In the wake of the rapid and radical changes implemented by the Delcy Rodríguez administration that we have described, we can observe with bitterness how the national bourgeoisie has ceased to administer independence – the original purpose of the Chavista project – and has instead come to manage dependence.

All of this is being presented, as one would expect, under the guise of Bolivarian continuity, the preservation of symbols, and rhetoric about historical responsibility, all of which serve to obscure the surrender of oil revenues to imperialist control, demolishing what was once the cornerstone of the Chavista social project. This is accompanied by a rupture or abandonment of historic alliances such as with Iran and Cuba, with national resources destined for the Zionist entity without question, in a shameful capitulation to US interests.

The 2026 oil reform is the key element of this submission: state ownership of oil – a pillar of the sovereign development project – is being dismantled in favor of corporate control and placed at the mercy of the US Treasury. This constitutes a sophisticated form of neocolonial domination because it hinders resistance to the brutal imperial agenda. Indeed, the masses are not facing an enemy in the form of a foreign occupation, but rather an elite that speaks their language, appropriates their symbols and folklore, and maintains a patriotic rhetoric, all while systematically dismantling the core foundations that Chavismo built over decades in its quest for a historic break with dependency.

Conclusion

The history of liberation struggles teaches us that if the revolutionary project is the lighthouse, the revolutionary class must be its operator. As such, its cause must be anchored in a historical strategy capable of guiding even the most difficult tactical retreats. But there can be no tactical retreat without strategy, nor strategy without the material foundations on which to sustain it. Economic independence is not a mere ideological ornament of the revolutionary process: it is its condition of possibility.

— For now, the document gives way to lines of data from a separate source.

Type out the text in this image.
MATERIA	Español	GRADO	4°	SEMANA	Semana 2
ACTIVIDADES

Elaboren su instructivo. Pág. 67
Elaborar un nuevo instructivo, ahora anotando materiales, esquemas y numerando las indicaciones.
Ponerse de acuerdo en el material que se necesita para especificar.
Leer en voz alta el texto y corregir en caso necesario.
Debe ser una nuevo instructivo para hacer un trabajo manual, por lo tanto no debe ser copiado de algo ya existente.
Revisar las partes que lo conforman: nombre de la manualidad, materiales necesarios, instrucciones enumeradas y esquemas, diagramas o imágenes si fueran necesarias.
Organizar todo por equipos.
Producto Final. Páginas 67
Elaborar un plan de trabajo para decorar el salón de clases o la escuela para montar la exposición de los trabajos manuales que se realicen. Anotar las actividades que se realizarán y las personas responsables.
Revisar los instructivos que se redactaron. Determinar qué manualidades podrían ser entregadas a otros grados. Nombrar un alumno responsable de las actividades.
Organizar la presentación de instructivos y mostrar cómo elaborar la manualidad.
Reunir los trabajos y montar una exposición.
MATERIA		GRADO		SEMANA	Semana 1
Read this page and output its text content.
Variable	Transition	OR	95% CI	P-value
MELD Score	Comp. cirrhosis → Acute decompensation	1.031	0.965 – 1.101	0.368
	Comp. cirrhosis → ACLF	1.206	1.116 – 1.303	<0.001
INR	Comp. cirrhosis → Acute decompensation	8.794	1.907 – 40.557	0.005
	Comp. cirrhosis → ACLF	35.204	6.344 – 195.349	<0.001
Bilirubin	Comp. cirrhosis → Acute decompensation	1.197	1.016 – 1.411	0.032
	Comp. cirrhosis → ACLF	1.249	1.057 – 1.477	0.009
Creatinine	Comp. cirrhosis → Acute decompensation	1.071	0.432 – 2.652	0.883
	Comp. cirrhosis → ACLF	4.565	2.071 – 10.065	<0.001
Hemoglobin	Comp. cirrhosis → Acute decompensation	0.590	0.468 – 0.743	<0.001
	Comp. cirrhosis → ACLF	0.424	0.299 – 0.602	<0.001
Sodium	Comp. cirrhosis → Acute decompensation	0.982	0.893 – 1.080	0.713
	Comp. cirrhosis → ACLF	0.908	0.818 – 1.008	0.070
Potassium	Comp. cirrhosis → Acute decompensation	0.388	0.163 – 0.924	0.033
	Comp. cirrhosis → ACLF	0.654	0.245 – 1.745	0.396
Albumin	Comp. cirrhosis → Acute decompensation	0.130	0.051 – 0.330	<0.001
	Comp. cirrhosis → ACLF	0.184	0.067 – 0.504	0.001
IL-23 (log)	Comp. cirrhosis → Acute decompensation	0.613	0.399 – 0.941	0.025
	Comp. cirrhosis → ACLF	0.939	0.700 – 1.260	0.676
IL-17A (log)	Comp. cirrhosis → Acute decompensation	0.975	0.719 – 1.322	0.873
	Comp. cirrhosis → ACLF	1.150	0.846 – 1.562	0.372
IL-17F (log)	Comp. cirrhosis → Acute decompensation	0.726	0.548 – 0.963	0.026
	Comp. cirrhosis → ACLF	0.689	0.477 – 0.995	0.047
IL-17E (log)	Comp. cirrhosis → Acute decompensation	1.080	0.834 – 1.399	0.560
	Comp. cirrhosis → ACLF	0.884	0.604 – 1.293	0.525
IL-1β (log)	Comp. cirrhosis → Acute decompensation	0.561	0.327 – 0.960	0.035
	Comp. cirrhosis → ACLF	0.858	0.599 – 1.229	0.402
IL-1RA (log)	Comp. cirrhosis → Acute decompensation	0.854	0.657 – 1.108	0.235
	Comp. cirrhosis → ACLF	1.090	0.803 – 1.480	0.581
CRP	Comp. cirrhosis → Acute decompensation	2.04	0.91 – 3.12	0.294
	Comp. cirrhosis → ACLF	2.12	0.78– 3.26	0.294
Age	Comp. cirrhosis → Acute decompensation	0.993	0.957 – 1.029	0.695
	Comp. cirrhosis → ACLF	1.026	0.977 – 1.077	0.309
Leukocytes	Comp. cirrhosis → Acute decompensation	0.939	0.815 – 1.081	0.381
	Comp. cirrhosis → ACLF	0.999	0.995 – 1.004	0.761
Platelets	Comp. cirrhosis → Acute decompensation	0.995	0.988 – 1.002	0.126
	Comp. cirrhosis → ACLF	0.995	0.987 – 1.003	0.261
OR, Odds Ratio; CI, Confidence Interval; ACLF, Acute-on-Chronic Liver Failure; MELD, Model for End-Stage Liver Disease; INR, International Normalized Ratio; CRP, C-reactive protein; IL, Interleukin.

When a nation’s sources of wealth are handed over to the empire’s management, when the revenue that fueled the social project is subjected to external control, and when the state voluntarily relinquishes the instruments that allowed it to decide on its own development, there is no room left for future strategic maneuvering. What is presented as prudence or realism is nothing more than, at best, the institutionalization of capitulation; at worst, of betrayal. 

Those same processes of national liberation have also shown that no revolution has survived without cadres willing to take on the risks demanded by the confrontation with imperial power. Revolutionary leaders are not called upon merely to manage structures, but to embody a historic will capable of sustaining the conflict to its final consequences. In the early hours of January 3, as the Venezuelan state apparatus sealed its commitment to servile negotiation, those willing to give their lives for that cause were the Venezuelan soldiers and 32 Cuban internationalists who fell defending the presidential residence. And in that event, both brutal and symbolic, lies the essence of the dilemma Cabral articulated decades ago: in the face of imperialism, there is no lasting middle ground between class suicide and betrayal. Everything else – the rhetoric, the symbols, the appeals to tactics – are merely transient ways of naming a decision that, sooner or later, history ultimately reveals.

Joan López and Alejandro Pedregal are members of the Anti-Imperialist Network (AIN), anti-imperialist.net.

The views expressed in this article are the authors’ own and do not necessarily reflect those of the Venezuelanalysis editorial staff.

Source: El Salto Diario

Note: there have been minor edits to the original version to clarify certain aspects of the oil reform.